If one of these fails, revise before continuing.
11) Common mistakes to avoid
- Trying to fit a standard research question into this technology call.
- Submitting with weak transformation claim (no measurable step-change described).
- Ignoring role limits by having team plans that effectively rely on multiple lead roles.
- Trying to load PhD student costs as main delivery mechanism (explicitly discouraged).
- Relying on unsupported hyperlinks as primary content. Assessment is on the text in fields.
- Submitting images that are just screenshots or pasted pages of text. These are not accepted and can trigger rejection.
- Assuming review can change your application after submission. It cannot.
- Underestimating internal review (submit office process and deadlines are strict).
12) Frequently asked questions (practical version)
Is the money available for every application?
No. The opportunity has a fixed overall indicative budget (£3,000,000) and closes after applications are assessed.
Can I submit as a first-time PI and include PDRA costs?
You can apply, but the official page warns that first-time PLs becoming successful with PDRA-staff support may become ineligible for BBSRC New Investigator Award criteria later. This is a strategic eligibility interaction to consider before you commit.
Can I apply from a non-UK organisation?
No core team members should be from an international organisation as core members, though international collaborators may be included as partners where allowed.
What happens if my idea is close to being out of scope?
BBSRC invites applicants to send a short outline (≤2 pages) for pre-check, especially for borderline remit questions.
Can I include a lot of letters and CV attachments?

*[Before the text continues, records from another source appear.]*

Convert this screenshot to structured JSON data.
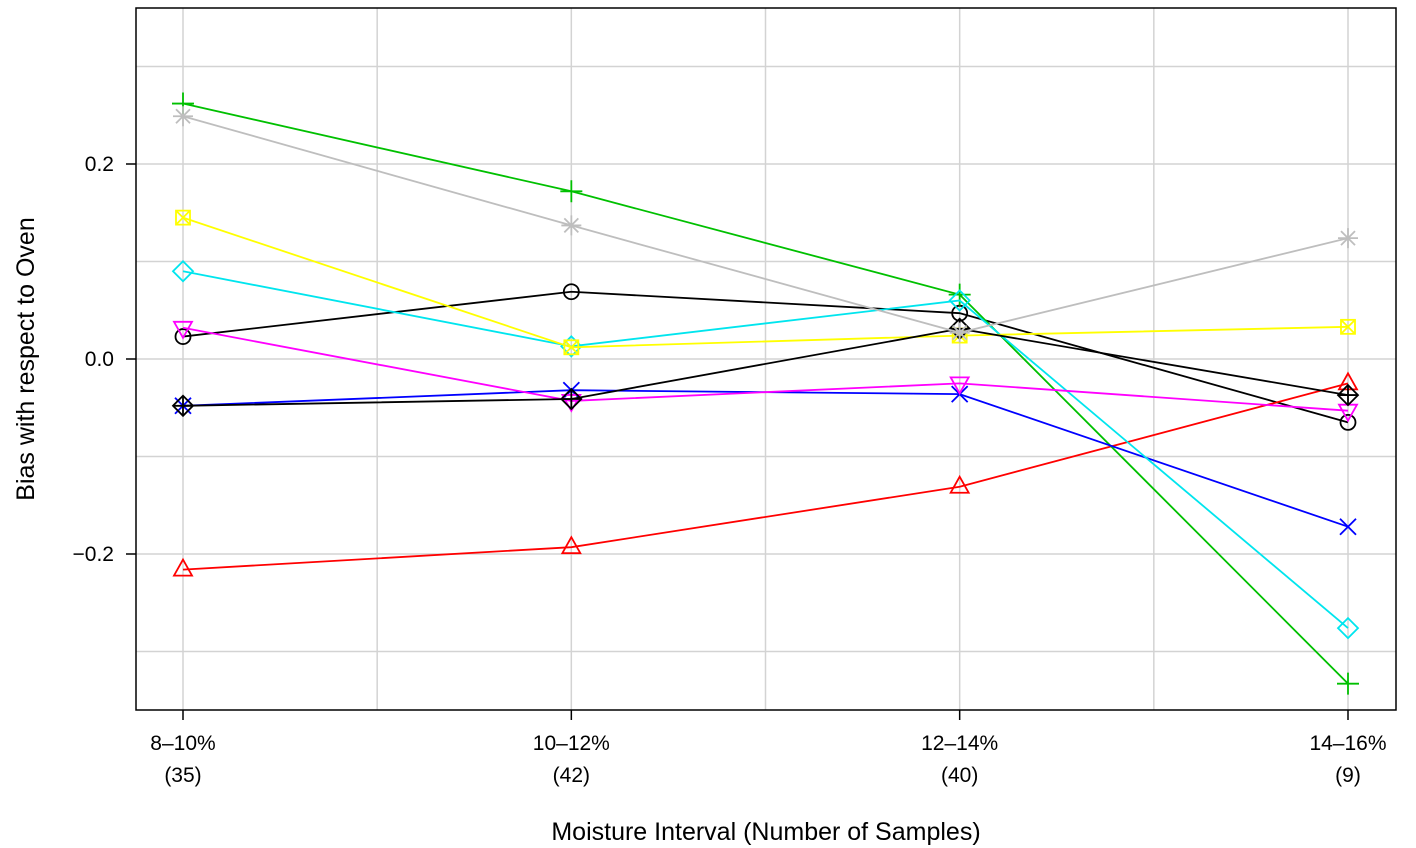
{
  "chart_data": {
    "type": "line",
    "title": "",
    "xlabel": "Moisture Interval (Number of Samples)",
    "ylabel": "Bias with respect to Oven",
    "categories": [
      "8–10%",
      "10–12%",
      "12–14%",
      "14–16%"
    ],
    "category_counts": [
      "(35)",
      "(42)",
      "(40)",
      "(9)"
    ],
    "ylim": [
      -0.36,
      0.36
    ],
    "yticks": [
      {
        "value": -0.2,
        "label": "−0.2"
      },
      {
        "value": 0.0,
        "label": "0.0"
      },
      {
        "value": 0.2,
        "label": "0.2"
      }
    ],
    "grid": true,
    "legend": "none",
    "series": [
      {
        "color": "#000000",
        "marker": "circle",
        "values": [
          0.023,
          0.069,
          0.047,
          -0.065
        ]
      },
      {
        "color": "#ff0000",
        "marker": "triangle-up",
        "values": [
          -0.216,
          -0.193,
          -0.131,
          -0.025
        ]
      },
      {
        "color": "#00c000",
        "marker": "plus",
        "values": [
          0.262,
          0.172,
          0.066,
          -0.333
        ]
      },
      {
        "color": "#0000ff",
        "marker": "x",
        "values": [
          -0.048,
          -0.032,
          -0.036,
          -0.172
        ]
      },
      {
        "color": "#00e5ee",
        "marker": "diamond",
        "values": [
          0.09,
          0.013,
          0.06,
          -0.276
        ]
      },
      {
        "color": "#ff00ff",
        "marker": "triangle-down",
        "values": [
          0.032,
          -0.043,
          -0.025,
          -0.053
        ]
      },
      {
        "color": "#ffff00",
        "marker": "square-x",
        "values": [
          0.145,
          0.012,
          0.024,
          0.033
        ]
      },
      {
        "color": "#000000",
        "marker": "diamond-plus",
        "values": [
          -0.048,
          -0.041,
          0.031,
          -0.037
        ]
      },
      {
        "color": "#bebebe",
        "marker": "asterisk",
        "values": [
          0.249,
          0.137,
          0.027,
          0.124
        ]
      }
    ]
  }
}
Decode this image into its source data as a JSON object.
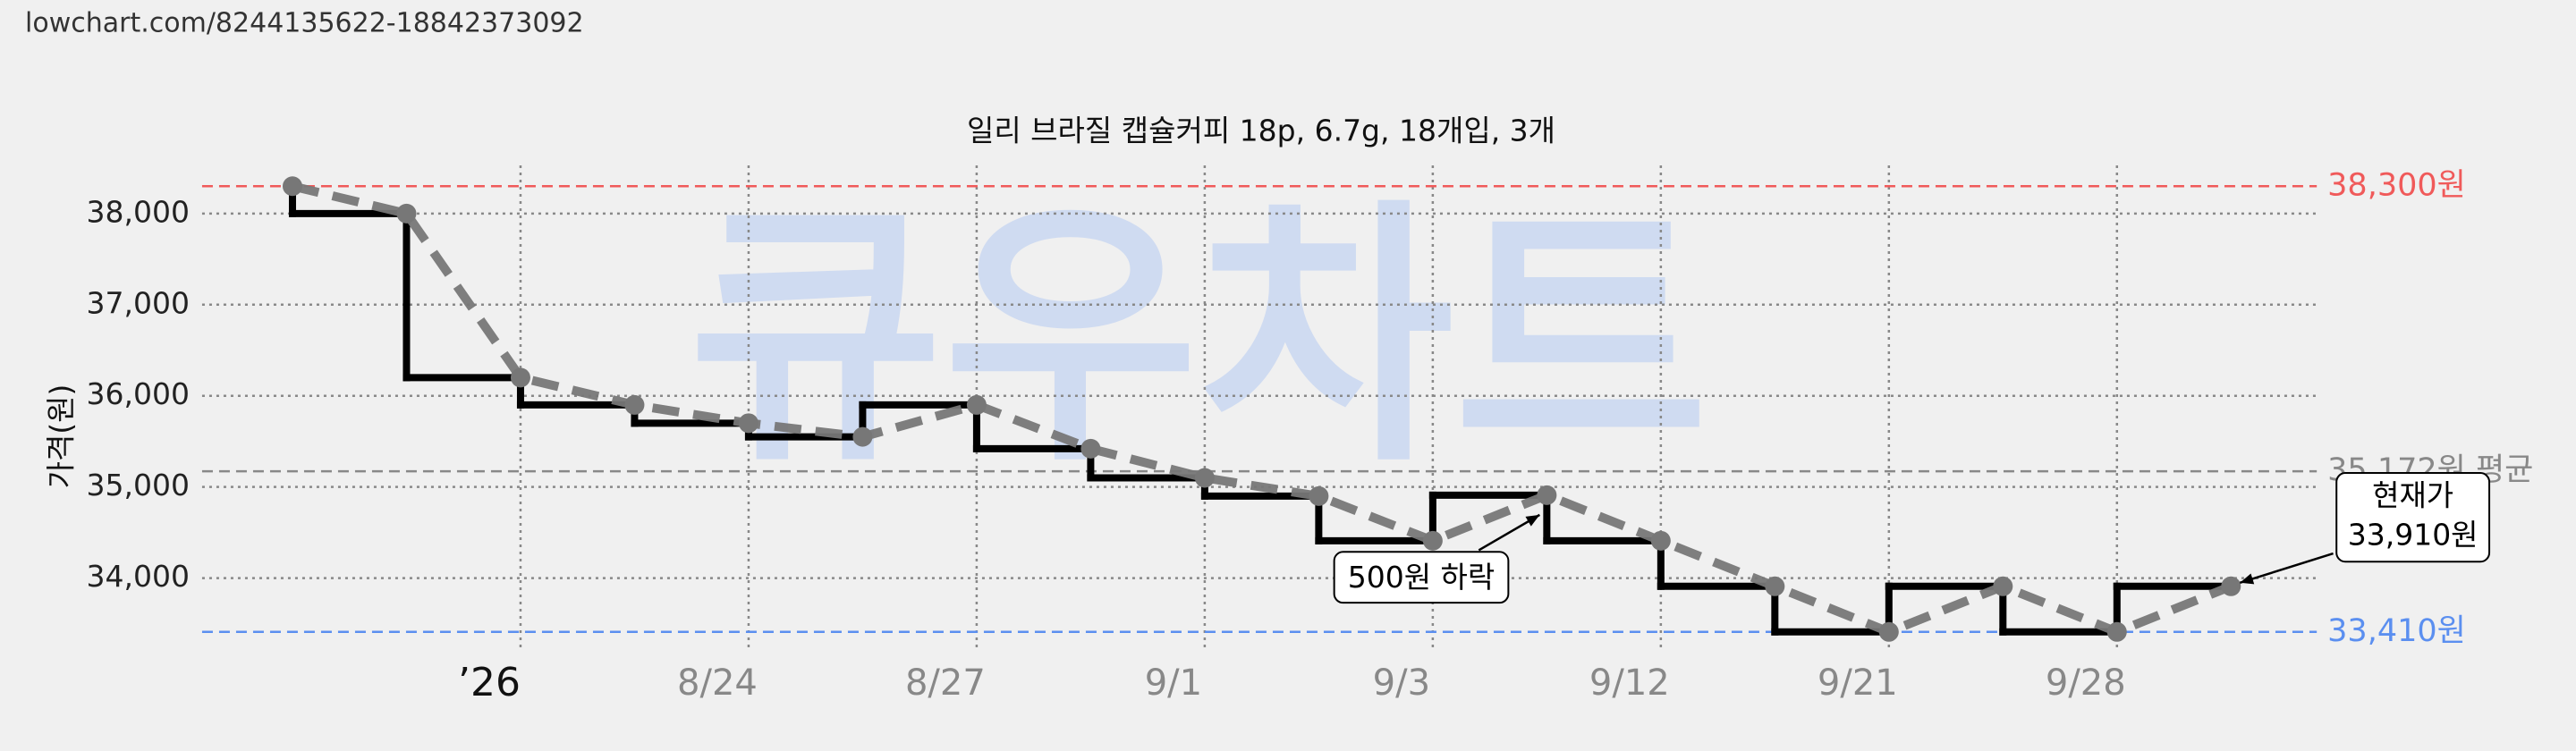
{
  "page_url": "lowchart.com/8244135622-18842373092",
  "chart_data": {
    "type": "step-line",
    "title": "일리 브라질 캡슐커피 18p, 6.7g, 18개입, 3개",
    "y_label": "가격(원)",
    "watermark": "큐우차트",
    "categories": [
      null,
      null,
      "’26",
      null,
      "8/24",
      null,
      "8/27",
      null,
      "9/1",
      null,
      "9/3",
      null,
      "9/12",
      null,
      "9/21",
      null,
      "9/28",
      null
    ],
    "series": [
      {
        "name": "가격",
        "color": "#000000",
        "trend_color": "#777777",
        "values": [
          38300,
          38000,
          36200,
          35900,
          35700,
          35550,
          35900,
          35420,
          35100,
          34900,
          34410,
          34910,
          34410,
          33910,
          33410,
          33910,
          33410,
          33910
        ]
      }
    ],
    "ylim": [
      33200,
      38550
    ],
    "yticks": [
      {
        "value": 34000,
        "label": "34,000"
      },
      {
        "value": 35000,
        "label": "35,000"
      },
      {
        "value": 36000,
        "label": "36,000"
      },
      {
        "value": 37000,
        "label": "37,000"
      },
      {
        "value": 38000,
        "label": "38,000"
      }
    ],
    "grid": true,
    "reference_lines": [
      {
        "value": 38300,
        "label": "38,300원",
        "color": "#f05a5a"
      },
      {
        "value": 35172,
        "label": "35,172원 평균",
        "color": "#888888"
      },
      {
        "value": 33410,
        "label": "33,410원",
        "color": "#5b8ff0"
      }
    ],
    "annotations": [
      {
        "text": "500원 하락",
        "index": 11
      },
      {
        "text": [
          "현재가",
          "33,910원"
        ],
        "index": 17
      }
    ]
  }
}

The opportunity is structured around direct question fields, not open document dumping. Focus on required responses and concise role evidence.
Can I change an application after submission?
No. Once submitted to the funding opportunity, changes are not accepted.
Where should I get help?
Use your research office first for costings and writing support. For technical opportunity questions use the BBSRC email above. For Funding Service technical issues use the funding-service support contact.
13) Caveats and practical decision points
Use this section to decide if your time is worth spending.
Ask:
- Is the core science a transformative technology or a scientific question?
- Can we finish in under 18 months with real outputs?
- Is our lead role strategy within limits?
- Are we comfortable discussing RRI and ethics without overclaiming?
- Can the host institution process this quickly through the funding office?
If most answers are weak, you may still be better off preparing a stronger foundation and coming back to a future call.
14) What to do next
If you are a potential applicant now:
- Confirm your institution’s eligibility through BBSRC links and your research office.
- Define your scope in three lines:
- what technology you are building,
- why it is transformative,
- why 6–18 months is enough.
- Draft your Vision and Approach sections first (these usually carry strongest weight).
- Build a lean budget with only essential spend.
- Include a short section about risks and alternatives.
- Get an internal reviewer to check that terminology is understandable by non-specialists.
- Validate all account/access requirements in the UKRI Funding Service before writing deep content.
If you have an approved concept, align visuals to the content rules: descriptive caption, no tables inside images, keep under 5MB, and use them only where visuals add clarity.
Official links and contacts
- BBSRC 2025 Transformative Research Technologies (25TRT) opportunity page
- UKRI Funding Service help for applicants
- 25TRT applicant webinar slides / Q&A
- Contact for opportunity questions:
[email protected] - Contact for UKRI Funding Service support:
[email protected]
If you are currently preparing for a live call, the most useful immediate step is to verify whether your institution is already active in the Funding Service and whether your internal research office has already set an internal deadline.